The potential for systemic bias extends beyond individual decisions. The researchers suggest that LLM-generated content could introduce biases into media reporting, educational materials, and public policy discussions. This underscores the need for careful analysis and mitigation of content alteration induced by LLMs.
Methodology and Limitations
The study utilized six different LLMs, analyzing 1,000 electronics reviews, 1,000 media interviews, and a database of 8,500 news articles. The team quantified bias by measuring framing shifts in sentiment, the tendency to over-rely on information presented early in the text, and the frequency of hallucinations. UC San Diego is consistently ranked among the top universities for AI education, demonstrating the institution’s commitment to research in this field. The university’s Master of Science programs in Computer Science (Artificial Intelligence) and Electrical and Computer Engineering (Machine Learning & Data Science) are particularly well-regarded.
It’s important to note that the study’s findings are based on a specific set of LLMs and data sources. The results may vary depending on the models used and the type of content being analyzed. The study did not investigate the reasons why people might be more trusting of AI-generated summaries. Further research is needed to understand the underlying psychological mechanisms at play.

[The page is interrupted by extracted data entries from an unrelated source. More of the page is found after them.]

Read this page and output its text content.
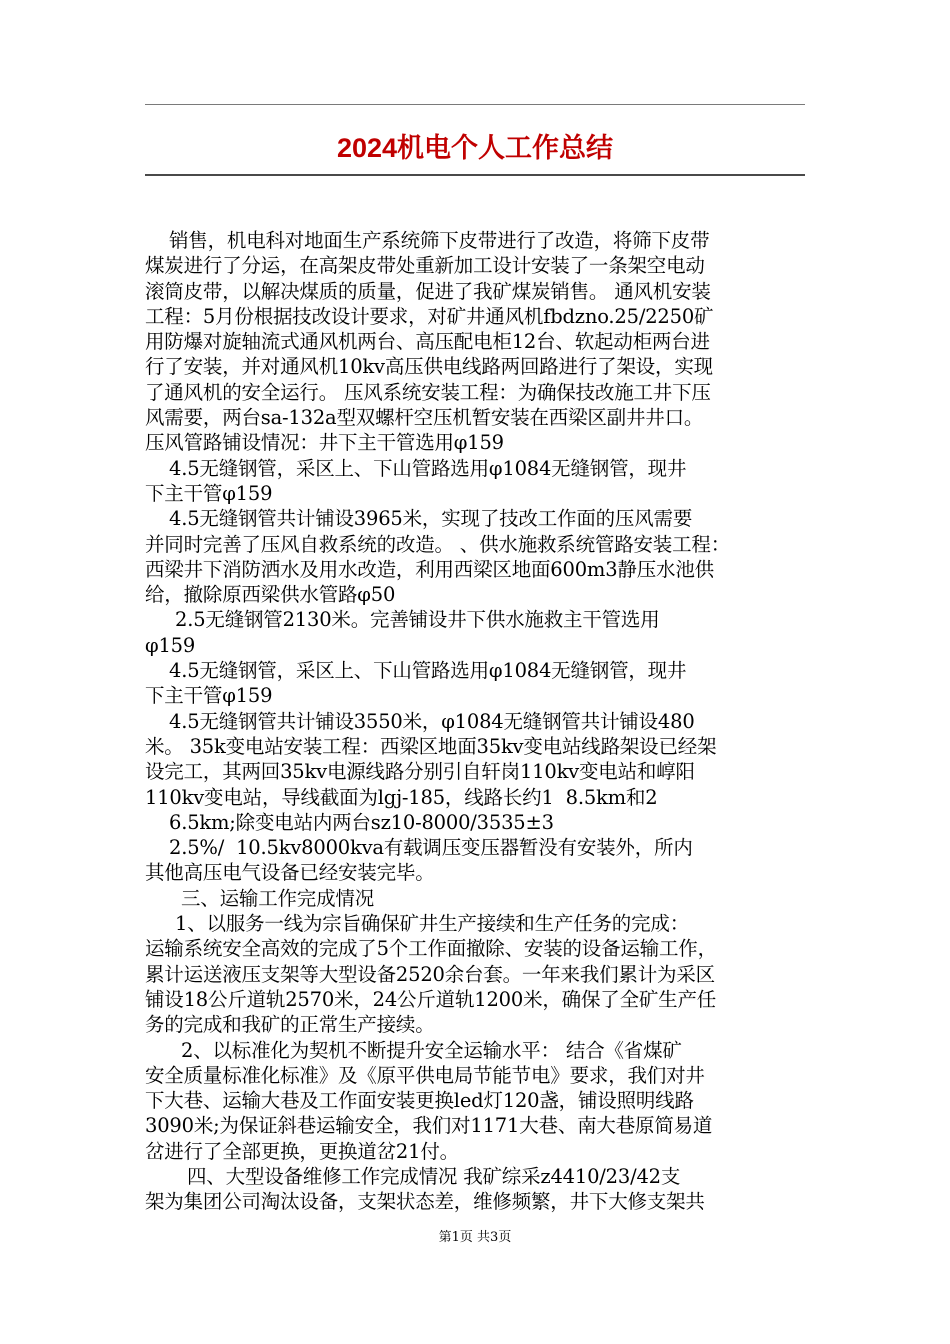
2024机电个人工作总结
销售，机电科对地面生产系统筛下皮带进行了改造，将筛下皮带
煤炭进行了分运，在高架皮带处重新加工设计安装了一条架空电动
滚筒皮带，以解决煤质的质量，促进了我矿煤炭销售。 通风机安装
工程：5月份根据技改设计要求，对矿井通风机fbdzno.25/2250矿
用防爆对旋轴流式通风机两台、高压配电柜12台、软起动柜两台进
行了安装，并对通风机10kv高压供电线路两回路进行了架设，实现
了通风机的安全运行。 压风系统安装工程：为确保技改施工井下压
风需要，两台sa-132a型双螺杆空压机暂安装在西梁区副井井口。
压风管路铺设情况：井下主干管选用φ159
4.5无缝钢管，采区上、下山管路选用φ1084无缝钢管，现井
下主干管φ159
4.5无缝钢管共计铺设3965米，实现了技改工作面的压风需要
并同时完善了压风自救系统的改造。 、供水施救系统管路安装工程：
西梁井下消防洒水及用水改造，利用西梁区地面600m3静压水池供
给，撤除原西梁供水管路φ50
2.5无缝钢管2130米。完善铺设井下供水施救主干管选用
φ159
4.5无缝钢管，采区上、下山管路选用φ1084无缝钢管，现井
下主干管φ159
4.5无缝钢管共计铺设3550米，φ1084无缝钢管共计铺设480
米。 35k变电站安装工程：西梁区地面35kv变电站线路架设已经架
设完工，其两回35kv电源线路分别引自轩岗110kv变电站和崞阳
110kv变电站，导线截面为lgj-185，线路长约1  8.5km和2
6.5km;除变电站内两台sz10-8000/3535±3
2.5%/  10.5kv8000kva有载调压变压器暂没有安装外，所内
其他高压电气设备已经安装完毕。
三、运输工作完成情况
1、以服务一线为宗旨确保矿井生产接续和生产任务的完成：
运输系统安全高效的完成了5个工作面撤除、安装的设备运输工作，
累计运送液压支架等大型设备2520余台套。一年来我们累计为采区
铺设18公斤道轨2570米，24公斤道轨1200米，确保了全矿生产任
务的完成和我矿的正常生产接续。
2、以标准化为契机不断提升安全运输水平： 结合《省煤矿
安全质量标准化标准》及《原平供电局节能节电》要求，我们对井
下大巷、运输大巷及工作面安装更换led灯120盏，铺设照明线路
3090米;为保证斜巷运输安全，我们对1171大巷、南大巷原简易道
岔进行了全部更换，更换道岔21付。
四、大型设备维修工作完成情况 我矿综采z4410/23/42支
架为集团公司淘汰设备，支架状态差，维修频繁，井下大修支架共
第1页 共3页
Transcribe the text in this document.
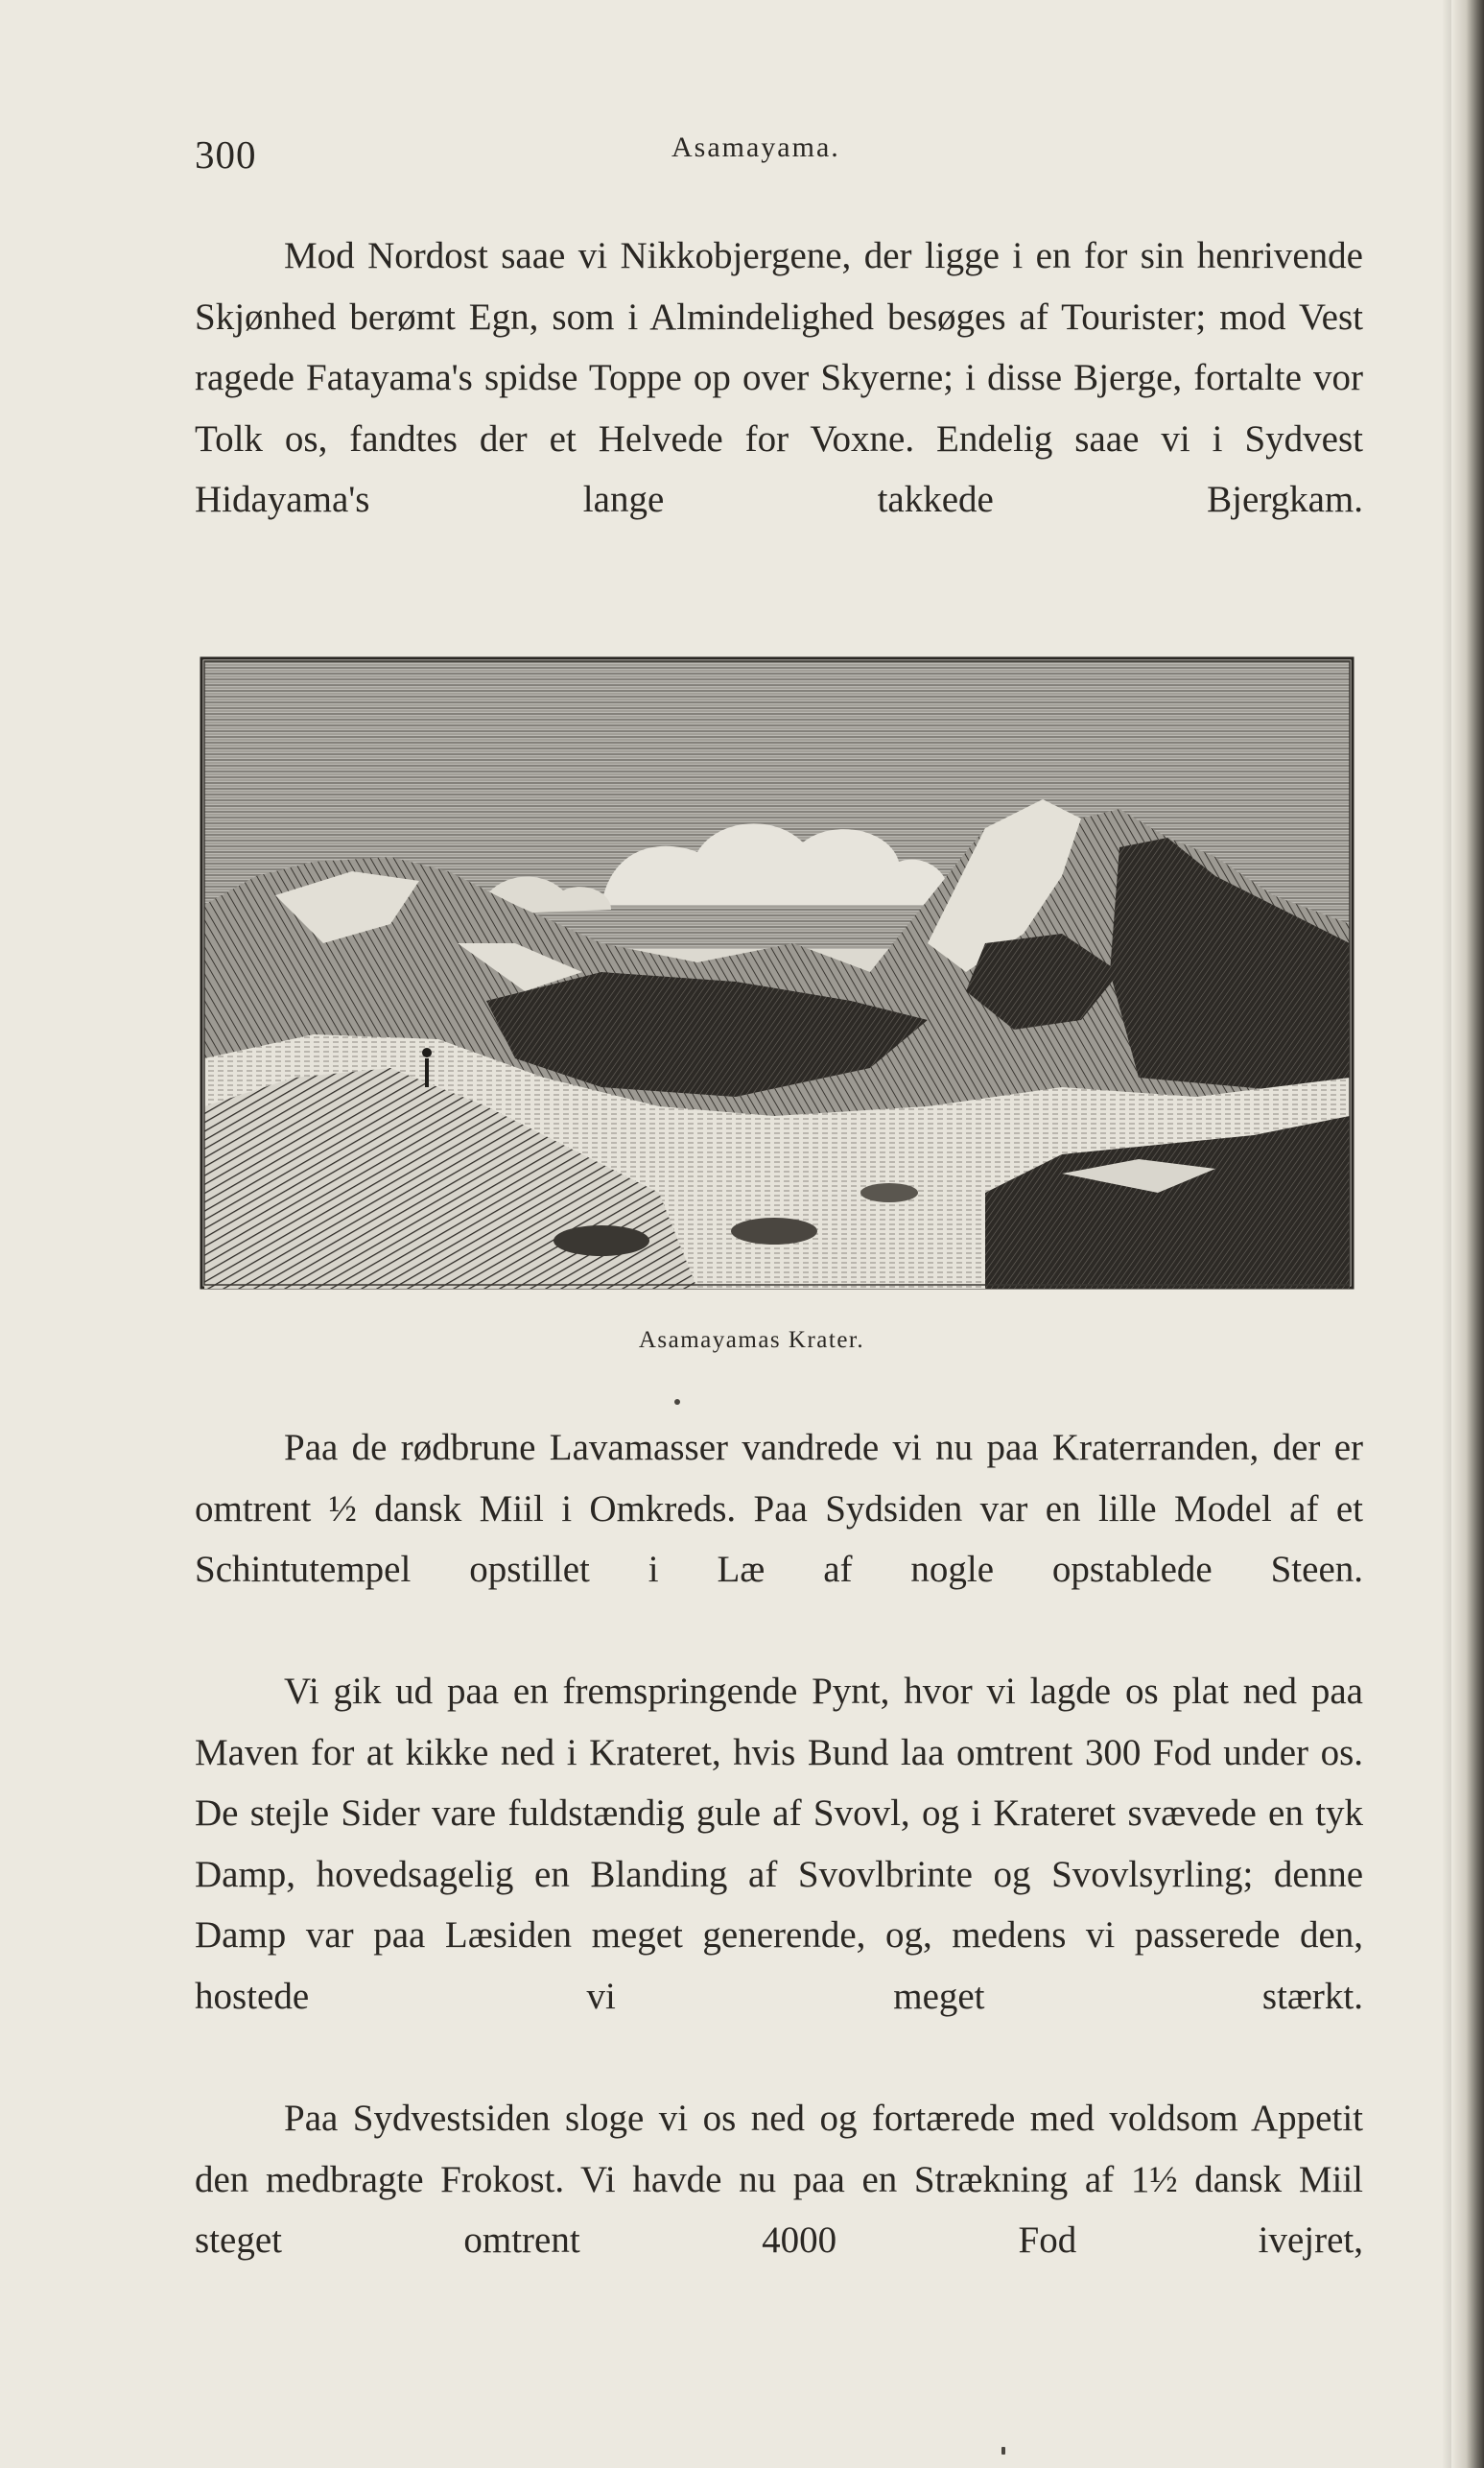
300	Asamayama.

Mod Nordost saae vi Nikkobjergene, der ligge i en for sin henrivende Skjønhed berømt Egn, som i Almindelighed besøges af Tourister; mod Vest ragede Fatayama's spidse Toppe op over Skyerne; i disse Bjerge, fortalte vor Tolk os, fandtes der et Helvede for Voxne. Endelig saae vi i Sydvest Hidayama's lange takkede Bjergkam.

Asamayamas Krater.

Paa de rødbrune Lavamasser vandrede vi nu paa Kraterranden, der er omtrent ½ dansk Miil i Omkreds. Paa Sydsiden var en lille Model af et Schintutempel opstillet i Læ af nogle opstablede Steen.

Vi gik ud paa en fremspringende Pynt, hvor vi lagde os plat ned paa Maven for at kikke ned i Krateret, hvis Bund laa omtrent 300 Fod under os. De stejle Sider vare fuldstændig gule af Svovl, og i Krateret svævede en tyk Damp, hovedsagelig en Blanding af Svovlbrinte og Svovlsyrling; denne Damp var paa Læsiden meget generende, og, medens vi passerede den, hostede vi meget stærkt.

Paa Sydvestsiden sloge vi os ned og fortærede med voldsom Appetit den medbragte Frokost. Vi havde nu paa en Strækning af 1½ dansk Miil steget omtrent 4000 Fod ivejret,
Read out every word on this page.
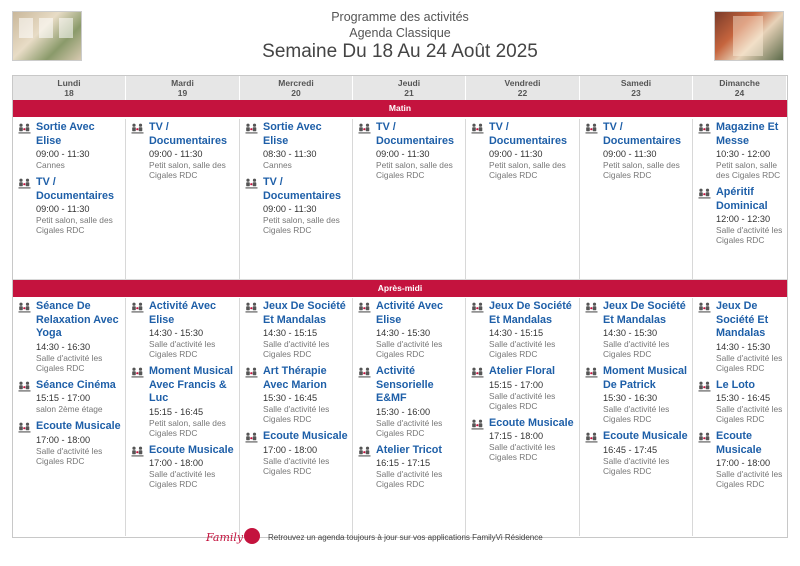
Programme des activités
Agenda Classique
Semaine Du 18 Au 24 Août 2025
Lundi
18
Mardi
19
Mercredi
20
Jeudi
21
Vendredi
22
Samedi
23
Dimanche
24
Matin
Sortie Avec Elise
09:00 - 11:30
Cannes
TV / Documentaires
09:00 - 11:30
Petit salon, salle des Cigales RDC
TV / Documentaires
09:00 - 11:30
Petit salon, salle des Cigales RDC
Sortie Avec Elise
08:30 - 11:30
Cannes
TV / Documentaires
09:00 - 11:30
Petit salon, salle des Cigales RDC
TV / Documentaires
09:00 - 11:30
Petit salon, salle des Cigales RDC
TV / Documentaires
09:00 - 11:30
Petit salon, salle des Cigales RDC
TV / Documentaires
09:00 - 11:30
Petit salon, salle des Cigales RDC
Magazine Et Messe
10:30 - 12:00
Petit salon, salle des Cigales RDC
Apéritif Dominical
12:00 - 12:30
Salle d'activité les Cigales RDC
Après-midi
Séance De Relaxation Avec Yoga
14:30 - 16:30
Salle d'activité les Cigales RDC
Séance Cinéma
15:15 - 17:00
salon 2ème étage
Ecoute Musicale
17:00 - 18:00
Salle d'activité les Cigales RDC
Activité Avec Elise
14:30 - 15:30
Salle d'activité les Cigales RDC
Moment Musical Avec Francis & Luc
15:15 - 16:45
Petit salon, salle des Cigales RDC
Ecoute Musicale
17:00 - 18:00
Salle d'activité les Cigales RDC
Jeux De Société Et Mandalas
14:30 - 15:15
Salle d'activité les Cigales RDC
Art Thérapie Avec Marion
15:30 - 16:45
Salle d'activité les Cigales RDC
Ecoute Musicale
17:00 - 18:00
Salle d'activité les Cigales RDC
Activité Avec Elise
14:30 - 15:30
Salle d'activité les Cigales RDC
Activité Sensorielle E&MF
15:30 - 16:00
Salle d'activité les Cigales RDC
Atelier Tricot
16:15 - 17:15
Salle d'activité les Cigales RDC
Jeux De Société Et Mandalas
14:30 - 15:15
Salle d'activité les Cigales RDC
Atelier Floral
15:15 - 17:00
Salle d'activité les Cigales RDC
Ecoute Musicale
17:15 - 18:00
Salle d'activité les Cigales RDC
Jeux De Société Et Mandalas
14:30 - 15:30
Salle d'activité les Cigales RDC
Moment Musical De Patrick
15:30 - 16:30
Salle d'activité les Cigales RDC
Ecoute Musicale
16:45 - 17:45
Salle d'activité les Cigales RDC
Jeux De Société Et Mandalas
14:30 - 15:30
Salle d'activité les Cigales RDC
Le Loto
15:30 - 16:45
Salle d'activité les Cigales RDC
Ecoute Musicale
17:00 - 18:00
Salle d'activité les Cigales RDC
Family	Retrouvez un agenda toujours à jour sur vos applications FamilyVi Résidence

Next Steps: Towards Responsible LLM Deployment
The UCSD team’s work represents a crucial step towards understanding and mitigating the potential risks associated with LLM-generated content. The researchers emphasize the need for ongoing analysis and development of techniques to detect and correct biases in AI outputs. This includes improving the fact-checking capabilities of LLMs and developing methods to ensure that AI summaries accurately reflect the original source material. The authors call for a collaborative effort involving researchers, developers, and policymakers to establish guidelines and standards for the responsible deployment of LLMs in various applications.